As tobacco buyout winds down, former growers learn to adapt

( Emily Barnes/The Enterprise / ) - Steve Walter in between rows of flowers he grows in Hughesville on what had been a tobacco farm. He also grows sweet corn, okra, green peppers, watermelon, tomatoes and pumpkins. The farm has been owned by his family since the 1920s.

The decade-long tobacco buyout program from the state has allowed some Southern Maryland farmers to switch to different crops or retire from farming. Some others — a handful in Calvert, Charles and St. Mary’s counties — hold on, raising a few acres of tobacco, even though the local tobacco auction has been gone for six years.

Maryland farmers who agreed to the buyout’s terms, which included giving up tobacco production while remaining in agricultural production, were paid from a multibillion-dollar restitution fund from six major tobacco product manufacturers to settle lawsuits from the attorneys general of 46 states, including Maryland. The buyout was offered as a way to stop production of tobacco for health and other reasons.

Tobacco production in 1992 accounted for two-thirds of the total value of all agricultural commodities produced in the region. The leaf provided a mainstay for more than 900 growers until the buyout shifted the culture and economics of a 300-year-old tradition, according to the Southern Maryland Agricultural Development Commission, which was given the task of organizing the buyout locally. It remains in business, promoting farms and new or alternative farming methods and avenues.

A total of 877 farmers took the buyout, about 86 percent of those who were eligible. They were paid $1 a pound based on their average production from 1996, 1997 and 1998.

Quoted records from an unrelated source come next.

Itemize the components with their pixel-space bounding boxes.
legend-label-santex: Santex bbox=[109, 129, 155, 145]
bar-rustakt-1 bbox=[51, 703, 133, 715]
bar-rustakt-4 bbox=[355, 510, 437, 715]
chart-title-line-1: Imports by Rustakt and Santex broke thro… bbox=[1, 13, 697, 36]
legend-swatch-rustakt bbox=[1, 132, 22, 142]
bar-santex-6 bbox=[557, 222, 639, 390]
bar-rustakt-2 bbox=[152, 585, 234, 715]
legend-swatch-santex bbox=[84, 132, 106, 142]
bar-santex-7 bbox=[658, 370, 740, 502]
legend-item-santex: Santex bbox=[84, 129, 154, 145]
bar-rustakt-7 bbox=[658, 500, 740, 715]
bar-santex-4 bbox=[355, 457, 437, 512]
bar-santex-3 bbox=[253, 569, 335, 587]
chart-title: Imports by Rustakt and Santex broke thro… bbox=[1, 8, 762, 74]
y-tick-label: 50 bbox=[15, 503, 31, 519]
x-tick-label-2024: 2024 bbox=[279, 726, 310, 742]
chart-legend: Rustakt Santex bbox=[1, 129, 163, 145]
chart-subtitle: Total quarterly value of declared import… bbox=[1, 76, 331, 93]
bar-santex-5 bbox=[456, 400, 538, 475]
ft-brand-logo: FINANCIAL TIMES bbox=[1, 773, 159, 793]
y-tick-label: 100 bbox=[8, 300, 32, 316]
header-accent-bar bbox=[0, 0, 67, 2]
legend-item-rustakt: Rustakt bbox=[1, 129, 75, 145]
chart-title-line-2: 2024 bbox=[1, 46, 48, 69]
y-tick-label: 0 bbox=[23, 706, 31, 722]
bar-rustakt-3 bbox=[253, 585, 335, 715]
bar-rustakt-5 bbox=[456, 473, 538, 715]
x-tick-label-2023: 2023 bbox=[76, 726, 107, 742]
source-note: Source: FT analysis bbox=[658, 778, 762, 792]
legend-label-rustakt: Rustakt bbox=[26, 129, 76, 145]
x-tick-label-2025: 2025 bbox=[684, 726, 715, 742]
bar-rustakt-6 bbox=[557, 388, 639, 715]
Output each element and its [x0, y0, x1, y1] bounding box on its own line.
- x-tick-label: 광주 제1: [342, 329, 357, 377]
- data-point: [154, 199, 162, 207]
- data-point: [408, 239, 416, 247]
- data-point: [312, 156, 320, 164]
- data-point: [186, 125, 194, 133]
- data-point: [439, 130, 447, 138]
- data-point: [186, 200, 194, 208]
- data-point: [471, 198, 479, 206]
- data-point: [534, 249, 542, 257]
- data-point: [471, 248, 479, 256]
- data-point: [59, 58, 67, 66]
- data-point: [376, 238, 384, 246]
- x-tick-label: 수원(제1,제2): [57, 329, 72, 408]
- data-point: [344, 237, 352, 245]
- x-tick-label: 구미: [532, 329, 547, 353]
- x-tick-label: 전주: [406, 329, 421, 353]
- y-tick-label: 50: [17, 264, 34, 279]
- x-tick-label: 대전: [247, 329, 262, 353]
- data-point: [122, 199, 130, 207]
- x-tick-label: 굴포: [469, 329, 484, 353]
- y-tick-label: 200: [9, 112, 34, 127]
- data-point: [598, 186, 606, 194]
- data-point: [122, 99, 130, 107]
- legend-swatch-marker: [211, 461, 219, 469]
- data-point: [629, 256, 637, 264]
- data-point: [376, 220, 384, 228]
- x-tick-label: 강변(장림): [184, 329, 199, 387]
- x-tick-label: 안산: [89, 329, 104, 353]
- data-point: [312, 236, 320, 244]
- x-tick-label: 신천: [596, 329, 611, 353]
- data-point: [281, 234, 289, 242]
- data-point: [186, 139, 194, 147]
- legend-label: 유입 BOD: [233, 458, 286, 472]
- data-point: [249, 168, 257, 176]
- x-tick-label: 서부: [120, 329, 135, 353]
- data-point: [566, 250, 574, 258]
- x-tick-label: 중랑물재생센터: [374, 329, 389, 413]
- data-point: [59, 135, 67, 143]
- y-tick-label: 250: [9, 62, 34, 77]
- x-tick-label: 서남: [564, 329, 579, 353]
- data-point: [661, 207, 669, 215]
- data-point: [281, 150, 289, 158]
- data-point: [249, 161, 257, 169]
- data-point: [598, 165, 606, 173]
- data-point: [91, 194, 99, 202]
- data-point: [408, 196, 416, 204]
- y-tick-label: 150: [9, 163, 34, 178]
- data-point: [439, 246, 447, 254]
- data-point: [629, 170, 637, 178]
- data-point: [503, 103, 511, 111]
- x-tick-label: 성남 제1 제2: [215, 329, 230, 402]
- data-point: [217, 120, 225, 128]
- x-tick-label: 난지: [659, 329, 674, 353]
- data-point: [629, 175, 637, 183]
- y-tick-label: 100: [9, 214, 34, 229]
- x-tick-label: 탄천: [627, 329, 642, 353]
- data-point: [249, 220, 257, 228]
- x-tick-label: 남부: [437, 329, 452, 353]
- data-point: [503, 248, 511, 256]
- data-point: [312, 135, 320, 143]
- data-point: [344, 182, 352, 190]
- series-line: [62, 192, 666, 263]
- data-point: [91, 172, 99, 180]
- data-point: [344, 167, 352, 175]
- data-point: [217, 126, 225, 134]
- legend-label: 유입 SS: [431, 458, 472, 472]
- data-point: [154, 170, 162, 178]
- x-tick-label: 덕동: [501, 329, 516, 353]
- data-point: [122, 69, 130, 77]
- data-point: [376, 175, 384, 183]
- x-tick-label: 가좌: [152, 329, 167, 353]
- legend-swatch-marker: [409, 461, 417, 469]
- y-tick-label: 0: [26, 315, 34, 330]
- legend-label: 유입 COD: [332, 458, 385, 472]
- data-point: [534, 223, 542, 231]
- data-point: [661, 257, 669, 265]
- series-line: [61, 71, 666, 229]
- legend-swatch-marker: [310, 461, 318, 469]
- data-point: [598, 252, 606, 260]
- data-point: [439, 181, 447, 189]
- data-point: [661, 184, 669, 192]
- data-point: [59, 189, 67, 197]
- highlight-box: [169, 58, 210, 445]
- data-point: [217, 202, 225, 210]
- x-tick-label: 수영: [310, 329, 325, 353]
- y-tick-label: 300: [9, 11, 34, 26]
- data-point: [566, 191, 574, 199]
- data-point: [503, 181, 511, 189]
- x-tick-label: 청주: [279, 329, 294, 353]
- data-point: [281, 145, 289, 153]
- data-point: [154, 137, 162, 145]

“Sooner or later, we were going to be put out of the tobacco business,” because of economics and other factors, farmer Steve Walter said. He used some of the buyout money he to expand his produce business into raising bedding plants in greenhouses on his Hughesville farm. So far, the move has worked out for him, Walter said.

About 75 percent of the farmers took the buyout in the first year it was offered, in 2001, and received the last of 10 payments last year, Maryland Secretary of Agriculture Earl F. “Buddy” Hance said. Farmers could sign on over a five-year period, although the vast majority did so during the first or second year.

The commission has helped many farmers make a transition into other types of farming, including growing produce and flowers or opening their farms to visitors through agro-tourism, and is working to promote other aspects of farming.

“People choose to do different things with their finances,” Christine Bergmark, executive director of the commission, said of the money farmers received for taking the tobacco buyout.

At the time the buyout was administered, the average age of farmers who signed on was about 60. Many were preparing to retire within 10 years anyway, so the buyout made perfect sense, Hance said. Farms with younger operators tended to swithc to another crop or a different type of agriculture, he said, adding that many of them have been successful moving into agro-tourism, produce and other endeavors.

Many came from a long history of family farming, Hance said, and “they want to see that continue in the future.”

That ideal of preserving farmland, coupled with the decline in the housing market over the past few years, has, at least for now, precluded mass sell-offs of farms in Southern Maryland, he said.